In conclusion, I would like to make the following key points:
- I believe that the Web 2.0 companies have correctly/smartly recognized that their needs can be adequately satisfied by cheaper commodity based storage architecture.
- The traditional storage vendors can potentially de-couple their software from their proprietary hardware and provide the subset of functionality (in a lighter version of their product) that is required by the Web 2.0 customers to reduce costs. In other words, the storage companies can provide software-only solutions to the Web 2.0 customers.
- There are many other customers (for most companies their mission critical data) that require good performance and high availability. The current Web 2.0 architectures do not target these markets, and therefore, there is still a need for the boxes from the traditional storage vendors. In a nutshell, the traditional storage companies will continue to be in business.
- There is also a need to design storage systems where based on policies one can re-configure the software characteristics such as the selection of a replication consistency model, or the selection of a buffer management mechanism etc.
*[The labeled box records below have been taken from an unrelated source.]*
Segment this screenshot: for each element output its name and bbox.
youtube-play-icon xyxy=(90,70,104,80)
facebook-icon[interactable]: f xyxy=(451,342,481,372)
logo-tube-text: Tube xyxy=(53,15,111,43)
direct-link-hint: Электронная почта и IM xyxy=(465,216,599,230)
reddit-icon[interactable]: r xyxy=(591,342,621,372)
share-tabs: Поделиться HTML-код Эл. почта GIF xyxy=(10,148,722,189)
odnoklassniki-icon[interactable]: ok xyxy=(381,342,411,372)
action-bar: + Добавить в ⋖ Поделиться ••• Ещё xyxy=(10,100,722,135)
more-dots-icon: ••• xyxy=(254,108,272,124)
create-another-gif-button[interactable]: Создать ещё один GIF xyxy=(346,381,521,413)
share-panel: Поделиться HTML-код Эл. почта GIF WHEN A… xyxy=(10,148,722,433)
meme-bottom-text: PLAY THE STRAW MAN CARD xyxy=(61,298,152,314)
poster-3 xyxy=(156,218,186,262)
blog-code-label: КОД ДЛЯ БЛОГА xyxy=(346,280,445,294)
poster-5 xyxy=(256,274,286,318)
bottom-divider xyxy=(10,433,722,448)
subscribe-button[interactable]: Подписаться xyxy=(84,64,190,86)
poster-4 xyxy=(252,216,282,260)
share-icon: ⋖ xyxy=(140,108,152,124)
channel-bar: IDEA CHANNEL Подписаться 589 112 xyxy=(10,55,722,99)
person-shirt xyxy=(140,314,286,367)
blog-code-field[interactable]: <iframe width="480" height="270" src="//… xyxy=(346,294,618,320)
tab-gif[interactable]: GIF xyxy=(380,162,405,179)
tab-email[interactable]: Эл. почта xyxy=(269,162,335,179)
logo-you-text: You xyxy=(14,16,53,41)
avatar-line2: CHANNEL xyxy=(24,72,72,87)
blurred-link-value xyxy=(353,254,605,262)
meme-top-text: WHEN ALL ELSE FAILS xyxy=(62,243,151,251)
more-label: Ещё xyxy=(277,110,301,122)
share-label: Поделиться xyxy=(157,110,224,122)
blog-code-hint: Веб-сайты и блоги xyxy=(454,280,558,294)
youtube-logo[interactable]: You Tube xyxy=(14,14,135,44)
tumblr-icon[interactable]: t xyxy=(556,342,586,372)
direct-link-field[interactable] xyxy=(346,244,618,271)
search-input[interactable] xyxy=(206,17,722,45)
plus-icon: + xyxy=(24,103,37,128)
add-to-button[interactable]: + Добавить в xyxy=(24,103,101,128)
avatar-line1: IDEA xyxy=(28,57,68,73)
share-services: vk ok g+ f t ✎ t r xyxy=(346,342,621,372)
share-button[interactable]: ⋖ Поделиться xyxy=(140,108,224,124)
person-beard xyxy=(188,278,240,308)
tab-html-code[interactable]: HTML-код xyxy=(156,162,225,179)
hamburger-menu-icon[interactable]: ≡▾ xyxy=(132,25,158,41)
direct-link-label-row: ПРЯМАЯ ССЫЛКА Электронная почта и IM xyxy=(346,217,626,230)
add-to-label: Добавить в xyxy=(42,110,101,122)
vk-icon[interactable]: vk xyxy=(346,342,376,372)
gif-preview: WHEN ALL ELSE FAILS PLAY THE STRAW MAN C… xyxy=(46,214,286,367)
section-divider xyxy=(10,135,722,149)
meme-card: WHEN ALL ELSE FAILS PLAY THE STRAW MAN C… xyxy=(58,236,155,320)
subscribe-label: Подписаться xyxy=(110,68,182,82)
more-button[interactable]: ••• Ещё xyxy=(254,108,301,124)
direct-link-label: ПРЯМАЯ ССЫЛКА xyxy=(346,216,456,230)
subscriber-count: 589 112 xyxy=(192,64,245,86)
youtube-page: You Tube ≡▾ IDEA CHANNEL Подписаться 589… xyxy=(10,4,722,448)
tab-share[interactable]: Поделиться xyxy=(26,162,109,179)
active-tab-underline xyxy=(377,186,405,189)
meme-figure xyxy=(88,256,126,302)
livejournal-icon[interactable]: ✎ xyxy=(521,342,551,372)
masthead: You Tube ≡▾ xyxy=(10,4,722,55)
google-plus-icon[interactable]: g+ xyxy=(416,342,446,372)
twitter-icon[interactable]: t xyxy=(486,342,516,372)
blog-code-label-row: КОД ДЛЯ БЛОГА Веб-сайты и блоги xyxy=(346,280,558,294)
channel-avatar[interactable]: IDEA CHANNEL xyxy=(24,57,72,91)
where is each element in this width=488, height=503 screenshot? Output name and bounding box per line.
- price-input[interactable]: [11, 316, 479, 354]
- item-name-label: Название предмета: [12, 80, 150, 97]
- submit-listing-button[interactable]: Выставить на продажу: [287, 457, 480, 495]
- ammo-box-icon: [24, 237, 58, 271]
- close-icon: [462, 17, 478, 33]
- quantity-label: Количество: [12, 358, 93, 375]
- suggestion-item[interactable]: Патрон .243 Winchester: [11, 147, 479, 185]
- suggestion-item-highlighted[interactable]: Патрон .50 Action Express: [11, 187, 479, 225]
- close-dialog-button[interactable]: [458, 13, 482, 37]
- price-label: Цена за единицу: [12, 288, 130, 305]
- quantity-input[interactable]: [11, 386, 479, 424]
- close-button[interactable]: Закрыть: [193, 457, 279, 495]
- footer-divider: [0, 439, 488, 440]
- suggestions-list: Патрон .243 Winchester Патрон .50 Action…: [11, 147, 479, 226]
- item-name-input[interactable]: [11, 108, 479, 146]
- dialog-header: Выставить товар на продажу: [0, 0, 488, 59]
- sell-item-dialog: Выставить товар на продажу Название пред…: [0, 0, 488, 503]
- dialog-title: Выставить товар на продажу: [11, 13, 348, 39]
Business case will dictate whether the traditional storage vendors will pursue these options.
- The Web 2.0 companies can definitely use the Google storage model to provide storage hosting support for archival types of workloads. Since this is an important class of workloads, I anticipate that most of the traditional storage vendors will either get into the storage hosting business themselves, or will provide software based solutions that can work with commodity hardware which in turn will be used by storage hosting service companies.